The headline number is frequency, not size. A record count of break-ins does not automatically mean a record amount of money lost, and this quarter is the clearest example yet of that gap.
A record built on volume, not size
April set the tone for the quarter and still accounts for most of the dollars. DefiLlama earlier flagged April 2026 as the worst single month in crypto history for losses, driven by two large exploits that together did the bulk of the damage. The months since have added far more individual incidents without adding a comparably large pile of stolen funds.
That divergence matters. When a quarter's loss total is dominated by two events, the average hack is large and the count is low. Q2 2026 inverted the pattern: many more attacks, most of them smaller. For anyone holding crypto, the takeaway is not "the biggest hacks are getting bigger." It is "the number of ways to get hit keeps climbing."

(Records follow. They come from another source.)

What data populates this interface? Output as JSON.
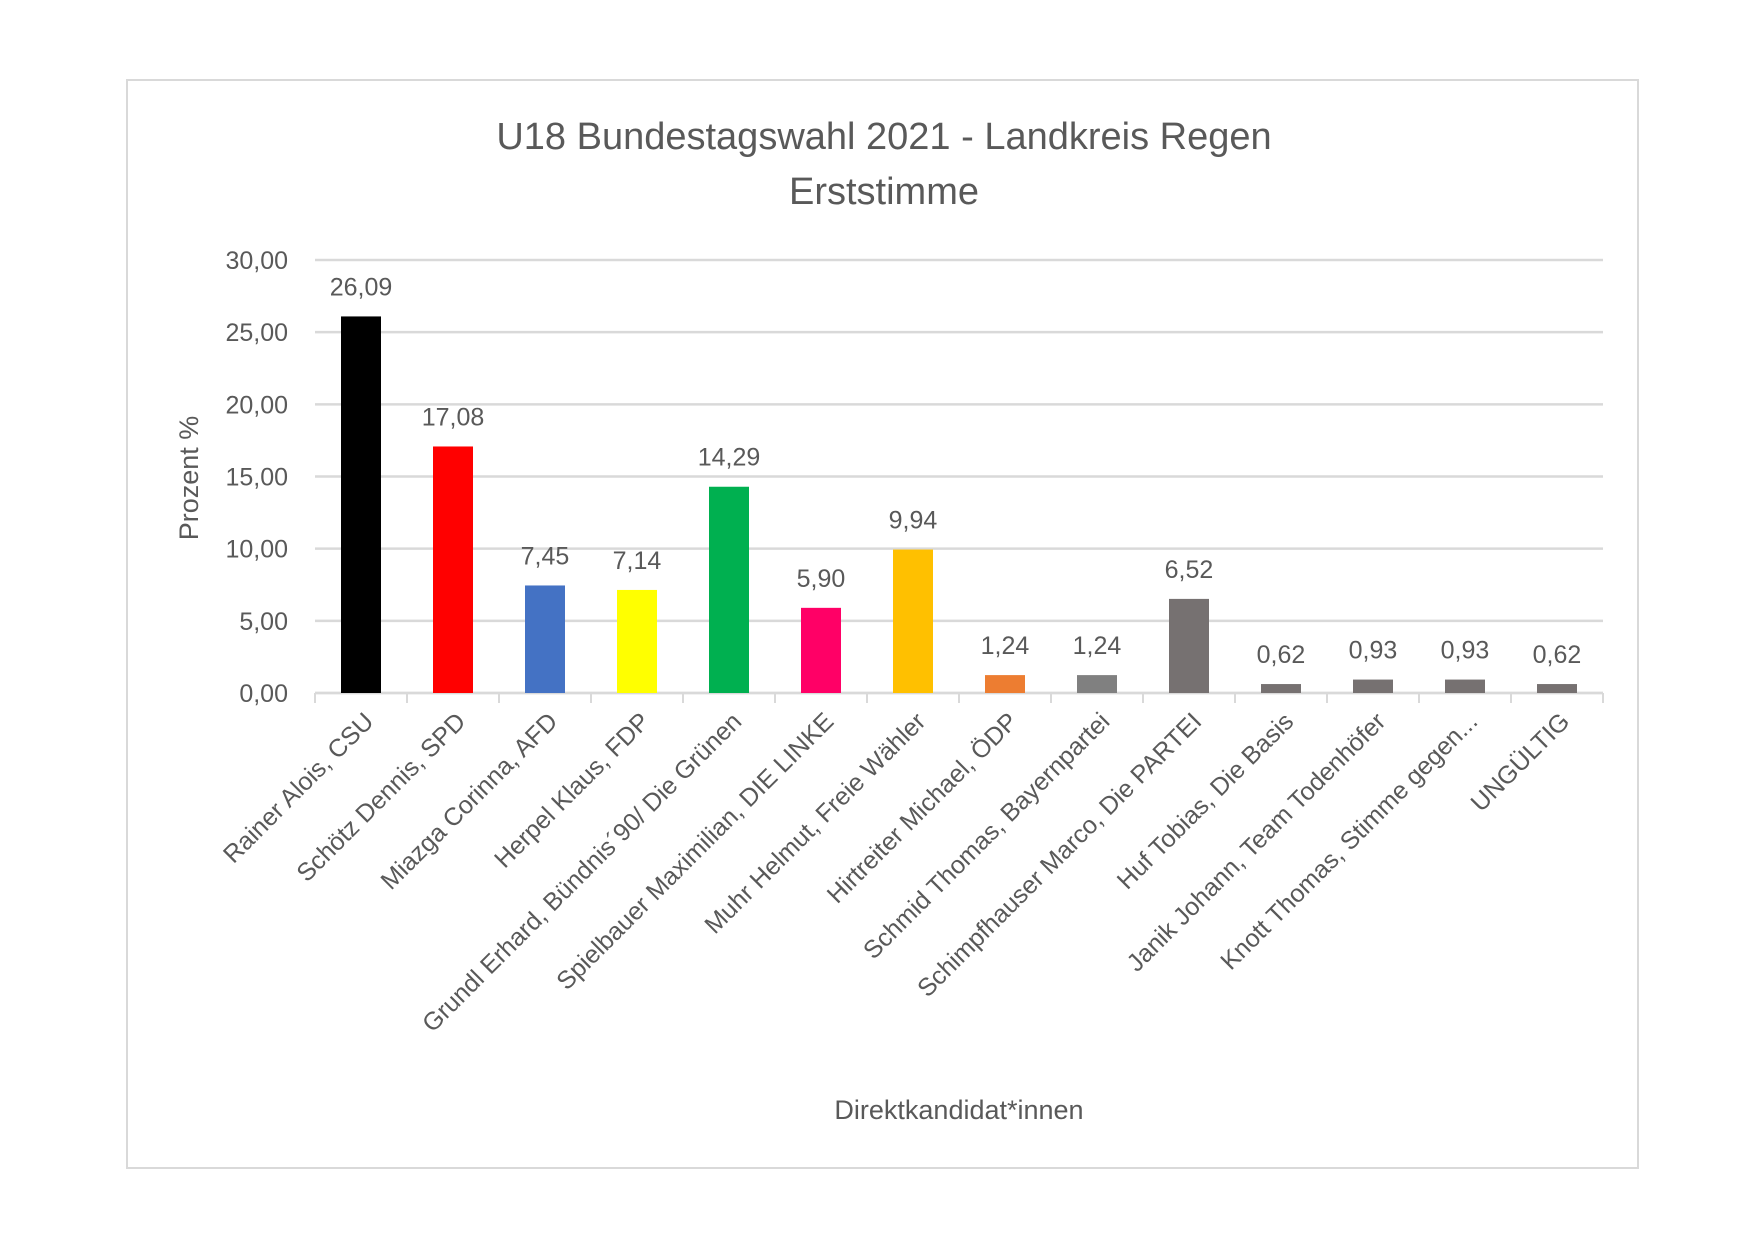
{
  "chart_data": {
    "type": "bar",
    "title": "U18 Bundestagswahl 2021 - Landkreis Regen",
    "subtitle": "Erststimme",
    "xlabel": "Direktkandidat*innen",
    "ylabel": "Prozent %",
    "ylim": [
      0,
      30
    ],
    "yticks": [
      "0,00",
      "5,00",
      "10,00",
      "15,00",
      "20,00",
      "25,00",
      "30,00"
    ],
    "grid": true,
    "legend": "none",
    "categories": [
      "Rainer Alois, CSU",
      "Schötz Dennis, SPD",
      "Miazga Corinna, AFD",
      "Herpel Klaus, FDP",
      "Grundl Erhard, Bündnis´90/ Die Grünen",
      "Spielbauer Maximilian, DIE LINKE",
      "Muhr Helmut, Freie Wähler",
      "Hirtreiter Michael, ÖDP",
      "Schmid Thomas, Bayernpartei",
      "Schimpfhauser Marco, Die PARTEI",
      "Huf Tobias, Die Basis",
      "Janik Johann, Team Todenhöfer",
      "Knott Thomas, Stimme gegen...",
      "UNGÜLTIG"
    ],
    "values": [
      26.09,
      17.08,
      7.45,
      7.14,
      14.29,
      5.9,
      9.94,
      1.24,
      1.24,
      6.52,
      0.62,
      0.93,
      0.93,
      0.62
    ],
    "data_labels": [
      "26,09",
      "17,08",
      "7,45",
      "7,14",
      "14,29",
      "5,90",
      "9,94",
      "1,24",
      "1,24",
      "6,52",
      "0,62",
      "0,93",
      "0,93",
      "0,62"
    ],
    "colors": [
      "#000000",
      "#FF0000",
      "#4472C4",
      "#FFFF00",
      "#00B050",
      "#FF0066",
      "#FFC000",
      "#ED7D31",
      "#808080",
      "#767171",
      "#767171",
      "#767171",
      "#767171",
      "#767171"
    ]
  }
}
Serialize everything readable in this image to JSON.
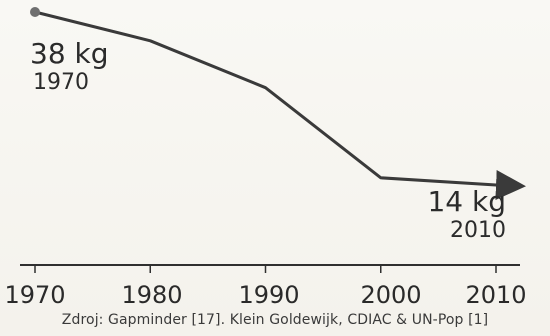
{
  "chart_data": {
    "type": "line",
    "x": [
      1970,
      1980,
      1990,
      2000,
      2010
    ],
    "y": [
      38,
      34,
      27.5,
      15,
      14
    ],
    "unit": "kg",
    "xlim": [
      1970,
      2010
    ],
    "ylim": [
      10,
      40
    ],
    "annotations": {
      "start": {
        "value": "38 kg",
        "year": "1970"
      },
      "end": {
        "value": "14 kg",
        "year": "2010"
      }
    },
    "x_tick_labels": [
      "1970",
      "1980",
      "1990",
      "2000",
      "2010"
    ],
    "source": "Zdroj: Gapminder [17]. Klein Goldewijk, CDIAC & UN-Pop [1]",
    "grid": false,
    "legend": "none",
    "line_color": "#3a3a3a",
    "marker_color": "#6f6f6f"
  }
}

Stolen keys, not broken code
The shift in hack frequency lines up with a longer trend DefiLlama has documented. Crypto exploits have totaled roughly $17 billion over the past decade, and the nature of those attacks has changed. Early losses came from smart-contract bugs: reentrancy, faulty math, mispriced collateral. More recent losses increasingly come from compromised keys, social engineering, and access control failures, where the contract worked exactly as written but the wrong person held the signing rights.
Recent incidents fit that mold. The $36 million Humanity Protocol exploit was traced to a multisig configured on a single laptop, not a flaw in the protocol's logic. Even where teams made users whole, such as Raydium covering a $1.34 million loss from a retired pool, the pattern is the same: the attack surface has moved from the code to the people and keys around it.
A higher count of smaller attacks is what you would expect if more attackers are probing access points rather than waiting to find a single catastrophic contract bug. It is cheaper to phish an admin or drain a misconfigured wallet than to discover a clean reentrancy bug in audited code, and it scales.
The custody question for card users
Most of this happens at the protocol and bridge layer, away from the average person spending crypto. The relevance for spenders is what the trend says about where to keep a balance.
Every crypto card sits on one side of a custody line. Custodial programs from exchanges and centralized issuers hold your funds and settle transactions from their own treasury. That is convenient, and it also means the platform's security is your security. If a provider is drained or freezes withdrawals, your spending balance can be caught in it, the same counterparty risk that turned FTX and Wirecard balances into claims rather than cash.
Cards that spend directly from your own wallet move that risk onto you. There is no shared treasury to drain, but the failure mode becomes personal: a leaked seed phrase, a malicious signature, or an approval you forgot to revoke. The Q2 data is a reminder that key compromise is now the dominant attack type, so the security burden of self-custody is exactly the burden attackers are leaning into hardest.
Neither model is strictly safer. The honest framing is that custodial cards concentrate risk in the provider, and self-custody cards concentrate it in your own key hygiene. A quarter with 70 incidents is a prompt to decide which of those you are better equipped to manage, and to avoid parking a large idle balance on any single platform you would not want frozen.
Context at the time of writing
The hack count lands during a jittery market. As of June 12, 2026, the Fear & Greed index sits at 18, in "extreme fear," even as prices bounced, with Bitcoin near $63,582 (up 2.8% on the day) and Ether around $1,672 (up 2.6%). Security incidents tend to bite harder in a fearful tape, because confidence is already thin and each new headline reinforces the caution rather than getting shrugged off.
Q2 is not closed yet, so the final figures will move. The trajectory is already set: more incidents than any quarter before it, and a loss profile that says the danger is shifting from contract bugs to whoever holds the keys.
Overview
DefiLlama reported on June 12, 2026 that Q2 2026 is the most-hacked quarter on record at roughly 70 incidents, about twice the prior record for count, though dollar losses remain concentrated in April's two large exploits. The pattern points to more frequent, smaller attacks centered on compromised keys and access rather than smart-contract bugs. For people spending crypto, it sharpens the custodial-versus-self-custody decision: custodial cards carry provider counterparty risk, self-custody cards put key security on the user, and the smart move is keeping less idle balance on any one platform.